A fire ripped through the roof and walls of a rented single-family home in the Enchanted Lake area Tuesday.
Two men, ages 48 and 52, who live at 401 Keolu Drive, were taken to Straub Clinic & Hospital with non-life-threatening injuries, Honolulu Fire Department spokesman David Jenkins said.
Emergency Medical Services said they were taken by ambulance at 11:55 a.m. in stable condition. Neighbors said one of the men suffered burns to his right arm, and the other was a cancer patient who had difficulty breathing and briefly became unconscious.
The blaze caused an estimated $500,000 in damage to the structure, $50,000 to its contents and $50,000 to two vehicles in the garage, Jenkins said. The origin and cause remained under investigation Tuesday. Neighboring homes sustained minor damage.
The fire broke out at 11:53 a.m. The first company arrived four minutes later, and the blaze was under control at 12:23 p.m.
Two other men, ages 19 and 20, who helped douse the blaze with garden hoses, were treated at the scene for smoke inhalation.
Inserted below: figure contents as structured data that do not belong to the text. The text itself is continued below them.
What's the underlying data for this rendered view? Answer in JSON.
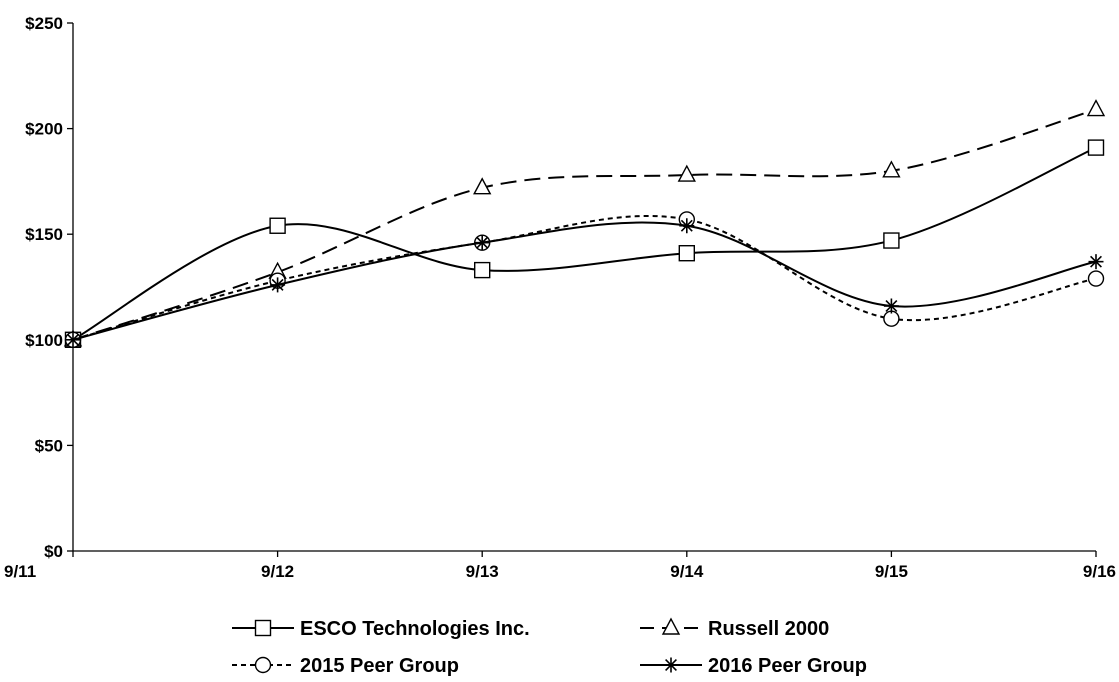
{
  "chart_data": {
    "type": "line",
    "title": "",
    "xlabel": "",
    "ylabel": "",
    "categories": [
      "9/11",
      "9/12",
      "9/13",
      "9/14",
      "9/15",
      "9/16"
    ],
    "y_ticks": [
      "$0",
      "$50",
      "$100",
      "$150",
      "$200",
      "$250"
    ],
    "ylim": [
      0,
      250
    ],
    "grid": false,
    "legend_position": "bottom",
    "series": [
      {
        "name": "ESCO Technologies Inc.",
        "marker": "square",
        "dash": "solid",
        "values": [
          100,
          154,
          133,
          141,
          147,
          191
        ]
      },
      {
        "name": "Russell 2000",
        "marker": "triangle",
        "dash": "long-dash",
        "values": [
          100,
          132,
          172,
          178,
          180,
          209
        ]
      },
      {
        "name": "2015 Peer Group",
        "marker": "circle",
        "dash": "short-dash",
        "values": [
          100,
          128,
          146,
          157,
          110,
          129
        ]
      },
      {
        "name": "2016 Peer Group",
        "marker": "asterisk",
        "dash": "solid",
        "values": [
          100,
          126,
          146,
          154,
          116,
          137
        ]
      }
    ]
  }
}
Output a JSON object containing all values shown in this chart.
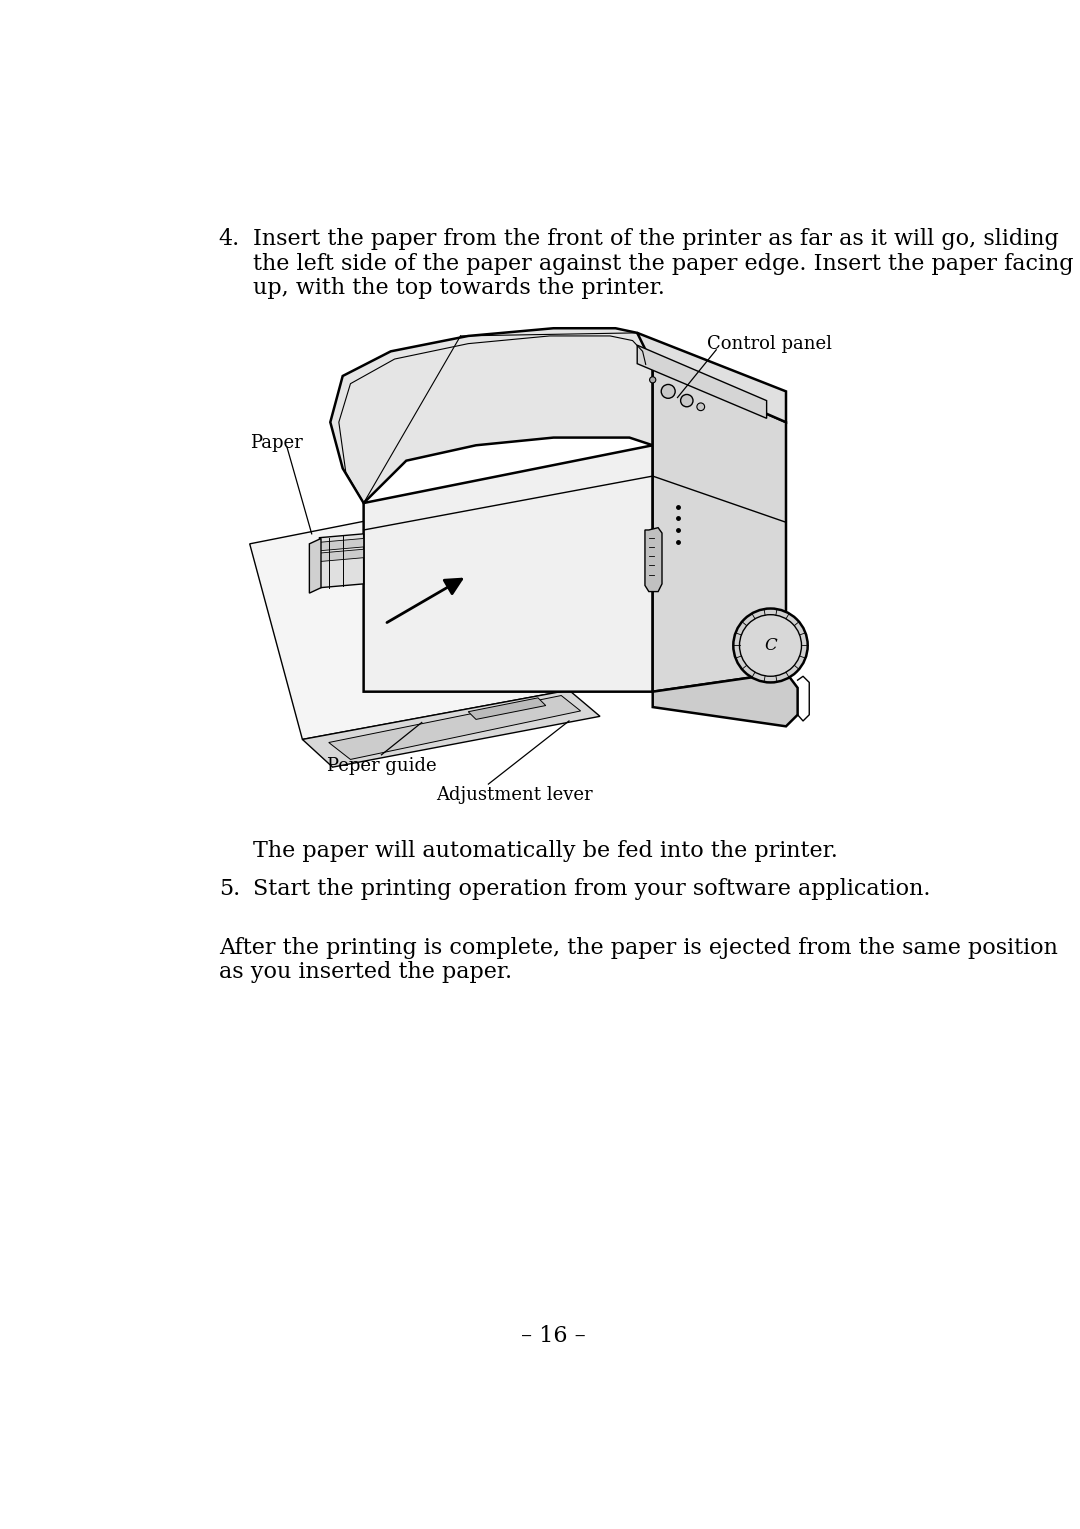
{
  "bg_color": "#ffffff",
  "text_color": "#000000",
  "page_number": "– 16 –",
  "step4_num": "4.",
  "step4_line1": "Insert the paper from the front of the printer as far as it will go, sliding",
  "step4_line2": "the left side of the paper against the paper edge. Insert the paper facing",
  "step4_line3": "up, with the top towards the printer.",
  "label_control_panel": "Control panel",
  "label_paper": "Paper",
  "label_peper_guide": "Peper guide",
  "label_adjustment_lever": "Adjustment lever",
  "auto_feed_text": "The paper will automatically be fed into the printer.",
  "step5_num": "5.",
  "step5_text": "Start the printing operation from your software application.",
  "footer_line1": "After the printing is complete, the paper is ejected from the same position",
  "footer_line2": "as you inserted the paper.",
  "font_size_body": 16,
  "font_size_label": 13,
  "font_family": "DejaVu Serif"
}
Jordyn Reindollar, 20, was asleep in his house when he awoke to a neighbor pounding on his door, and said he saw 15-foot flames next door.
"I came outside with my garden hose and started shooting down the walls" before firefighters arrived, he said. His friend came to help.
Reindollar said he helped one of the men in the house. "He wasn’t doing so good trying to treat the fire. He ended up passing out once, and we ended up catching him before he fell."
He and others, including firefighters and construction workers, tried to catch six dogs that were running around on the property.
"I ended up saving one of the dogs, and it ended up running back inside," he said, adding that its paws were bloody.
Next-door neighbor Stacey Tuzinski, 42, was home from work with her two sick daughters when she heard yelling and popping sounds.
"I looked out my window and said, ‘Oh my gosh, the house!’"
Tuzinski said she saw large flames coming from a shed only three feet from her house, and the wind was picking up.
She told her kids to get out of the house, then called 911.
The two men were trying to contain the fire themselves, then tried to save their dogs, she said.
Meanwhile, Kaiona Killebrew, 67, who lives across the street, tried to warn neighbors: "I was pounding on all the doors."
She said construction workers from down the street arrived, trying to catch the dogs and put them inside a truck parked on the street, but the smoke overwhelmed them, and she volunteered to have the dogs brought to her yard.